The increase was far above the tiny 0.1 percent gain that economists had been expecting, indicating that the modest increase in mortgage rates so far this year has not put a damper on home sales.

The median price for a home sold in March rose to $195,000, a gain of 11.4 percent from the sales price a year ago. That was the biggest year-over-year gain since December 1980, a period when surging inflation was pushing home prices upward.

It marked the third consecutive monthly double-digit gain in prices from a year ago, and industry experts said it indicated in part a lack of available supply to meet demand.

“We’d really like to a bigger supply of homes so people don’t feel pressured when making purchase decisions or contract offers,” said Al Mansell, president of the Realtors group and head of Coldwell Banker Residential Brokerage in Salt Lake City.

While mortgage rates were rising modestly last month, going from 5.69 percent for a 30-year mortgage at the end of February to 6.04 percent at the end of March, they have since slipped back, standing at 5.80 percent last week, according to a nationwide survey by Freddie Mac.
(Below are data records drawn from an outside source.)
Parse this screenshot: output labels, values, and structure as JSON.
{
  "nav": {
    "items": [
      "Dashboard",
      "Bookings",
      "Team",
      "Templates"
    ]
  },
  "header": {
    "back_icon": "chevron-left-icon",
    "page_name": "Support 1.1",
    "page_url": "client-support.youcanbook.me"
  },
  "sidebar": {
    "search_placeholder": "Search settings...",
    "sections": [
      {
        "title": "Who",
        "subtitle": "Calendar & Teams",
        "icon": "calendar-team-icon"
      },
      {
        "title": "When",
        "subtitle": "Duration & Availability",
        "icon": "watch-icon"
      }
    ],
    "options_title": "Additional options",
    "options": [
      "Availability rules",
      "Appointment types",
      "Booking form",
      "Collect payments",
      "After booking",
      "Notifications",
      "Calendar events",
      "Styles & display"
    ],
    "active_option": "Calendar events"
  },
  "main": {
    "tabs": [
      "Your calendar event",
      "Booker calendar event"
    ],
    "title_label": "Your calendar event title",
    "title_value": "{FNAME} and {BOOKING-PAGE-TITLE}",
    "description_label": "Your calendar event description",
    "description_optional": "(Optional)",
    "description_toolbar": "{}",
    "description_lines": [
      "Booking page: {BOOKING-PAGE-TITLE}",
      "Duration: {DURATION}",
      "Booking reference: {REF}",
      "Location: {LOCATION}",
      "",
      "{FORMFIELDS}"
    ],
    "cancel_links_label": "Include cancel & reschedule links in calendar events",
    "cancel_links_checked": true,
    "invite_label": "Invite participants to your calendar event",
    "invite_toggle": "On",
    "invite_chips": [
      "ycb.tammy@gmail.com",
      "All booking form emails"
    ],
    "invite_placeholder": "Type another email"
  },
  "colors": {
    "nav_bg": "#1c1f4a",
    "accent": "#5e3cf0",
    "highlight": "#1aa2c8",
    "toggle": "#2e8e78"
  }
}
“It appears that it will take much higher rates to dampen the spirits of home buyers,” said Joel Naroff, head of an economic consulting firm in Holland, Pa. “With mortgage rates basically going nowhere and still reasonably low, there is no reason to expect the huge surge in housing sales and prices to slow down sharply.”
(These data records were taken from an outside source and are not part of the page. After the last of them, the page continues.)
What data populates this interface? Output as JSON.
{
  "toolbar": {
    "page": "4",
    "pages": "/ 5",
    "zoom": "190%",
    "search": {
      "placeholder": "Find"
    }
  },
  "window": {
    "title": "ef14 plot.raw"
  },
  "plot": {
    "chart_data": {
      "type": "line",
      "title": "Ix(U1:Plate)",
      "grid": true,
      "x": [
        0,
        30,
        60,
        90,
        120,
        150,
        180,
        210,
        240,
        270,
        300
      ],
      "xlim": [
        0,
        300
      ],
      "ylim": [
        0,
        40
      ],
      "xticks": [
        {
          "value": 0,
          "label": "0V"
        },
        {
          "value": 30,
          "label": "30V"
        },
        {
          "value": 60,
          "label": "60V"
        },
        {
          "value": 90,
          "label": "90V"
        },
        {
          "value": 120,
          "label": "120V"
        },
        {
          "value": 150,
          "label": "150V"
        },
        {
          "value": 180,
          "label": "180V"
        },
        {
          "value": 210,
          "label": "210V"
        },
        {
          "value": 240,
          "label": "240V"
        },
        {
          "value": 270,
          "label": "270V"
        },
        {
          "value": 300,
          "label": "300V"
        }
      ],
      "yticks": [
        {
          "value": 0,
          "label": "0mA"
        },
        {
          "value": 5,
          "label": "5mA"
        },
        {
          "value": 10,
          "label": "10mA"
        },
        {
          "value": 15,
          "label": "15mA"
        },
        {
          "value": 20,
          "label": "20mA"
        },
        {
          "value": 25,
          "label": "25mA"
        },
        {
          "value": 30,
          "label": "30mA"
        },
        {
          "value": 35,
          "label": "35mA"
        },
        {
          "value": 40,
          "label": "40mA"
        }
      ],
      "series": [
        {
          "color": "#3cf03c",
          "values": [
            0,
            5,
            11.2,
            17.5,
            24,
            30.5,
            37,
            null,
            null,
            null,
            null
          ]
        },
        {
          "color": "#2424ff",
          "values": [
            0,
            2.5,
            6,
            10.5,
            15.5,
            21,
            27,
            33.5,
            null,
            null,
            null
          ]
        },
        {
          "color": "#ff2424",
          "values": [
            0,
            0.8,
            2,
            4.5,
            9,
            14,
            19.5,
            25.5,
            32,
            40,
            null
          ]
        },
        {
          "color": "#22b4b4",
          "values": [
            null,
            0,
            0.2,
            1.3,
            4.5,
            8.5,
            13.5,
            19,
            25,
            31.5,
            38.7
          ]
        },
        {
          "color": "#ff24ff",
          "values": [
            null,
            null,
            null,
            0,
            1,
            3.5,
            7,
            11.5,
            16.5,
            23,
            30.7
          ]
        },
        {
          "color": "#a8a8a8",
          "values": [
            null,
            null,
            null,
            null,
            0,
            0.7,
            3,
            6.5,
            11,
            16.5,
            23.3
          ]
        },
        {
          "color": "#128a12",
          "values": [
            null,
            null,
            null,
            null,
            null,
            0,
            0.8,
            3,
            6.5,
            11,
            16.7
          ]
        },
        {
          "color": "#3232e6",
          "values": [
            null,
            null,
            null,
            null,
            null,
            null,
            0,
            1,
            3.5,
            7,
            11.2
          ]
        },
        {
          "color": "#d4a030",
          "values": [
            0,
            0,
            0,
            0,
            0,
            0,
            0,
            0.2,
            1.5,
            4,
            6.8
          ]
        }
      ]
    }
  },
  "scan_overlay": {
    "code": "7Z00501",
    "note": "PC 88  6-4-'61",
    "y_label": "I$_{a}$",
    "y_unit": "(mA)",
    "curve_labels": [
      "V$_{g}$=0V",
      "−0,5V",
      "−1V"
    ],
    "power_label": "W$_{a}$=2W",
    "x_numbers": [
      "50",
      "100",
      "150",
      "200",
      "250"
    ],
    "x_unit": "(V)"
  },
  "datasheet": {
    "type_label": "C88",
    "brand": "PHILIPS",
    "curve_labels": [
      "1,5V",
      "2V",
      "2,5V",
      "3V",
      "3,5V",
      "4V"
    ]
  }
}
The climb in existing home sales helped lift investors’ spirits on Wall Street. The Dow Jones industrial average was up nearly 100 points at midday.
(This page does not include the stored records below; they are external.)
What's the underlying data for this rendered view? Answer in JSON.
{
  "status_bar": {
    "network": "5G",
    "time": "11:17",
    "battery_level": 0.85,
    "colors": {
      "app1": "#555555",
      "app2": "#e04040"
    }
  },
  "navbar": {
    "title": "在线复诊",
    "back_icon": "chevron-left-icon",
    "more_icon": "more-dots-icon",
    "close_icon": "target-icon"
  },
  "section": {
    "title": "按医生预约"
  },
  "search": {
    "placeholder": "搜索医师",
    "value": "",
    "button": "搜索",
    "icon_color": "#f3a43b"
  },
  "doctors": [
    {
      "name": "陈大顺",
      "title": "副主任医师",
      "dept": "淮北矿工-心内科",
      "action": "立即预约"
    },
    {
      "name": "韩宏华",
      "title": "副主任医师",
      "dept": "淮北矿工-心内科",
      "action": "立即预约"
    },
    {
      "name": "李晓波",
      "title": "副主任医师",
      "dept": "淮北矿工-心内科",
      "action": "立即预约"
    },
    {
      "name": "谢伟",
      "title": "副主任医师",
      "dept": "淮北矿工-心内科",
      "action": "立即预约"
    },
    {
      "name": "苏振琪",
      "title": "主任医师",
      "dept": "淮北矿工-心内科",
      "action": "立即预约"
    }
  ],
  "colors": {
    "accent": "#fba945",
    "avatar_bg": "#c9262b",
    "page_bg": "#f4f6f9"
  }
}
The 1 percent increase in sales followed no change in February and a tiny 0.1 percent increase in January. The seasonally adjusted annual sales rate of 6.89 million units was the third-highest on record, trailing only a 7.02 million pace of home sales last June and a 6.98 million sales pace last November.

The 1 percent increase stemmed from a 1.2 percent gain in sales of single-family homes, which rose to an annual rate of 6.04 million units. Sales of condominiums and co-ops edged down a slight 0.1 percent to 845,000 units in March.

Industry officials said the strong sales rate in March put the housing industry in a good position as it entered the spring home-buying season.

“I expect good numbers in April and May,” said David Lereah, chief economist for the Realtors. “This tells us we have a very healthy housing environment for the spring.”

The increase in existing home sales came after a report last week that construction on new homes and apartments fell by a sharp 17.6 percent in March, the biggest decline in 14 years.

However, Lereah said construction activity is very volatile, reflecting such factors as weather conditions from month to month. He said the decline in construction was giving a false signal about housing strength.

Sales of existing homes and condominiums in March were up 2 percent in the Midwest, 1.9 percent in the West, 0.4 percent in the South and were unchanged in the Northeast, the Realtors reported.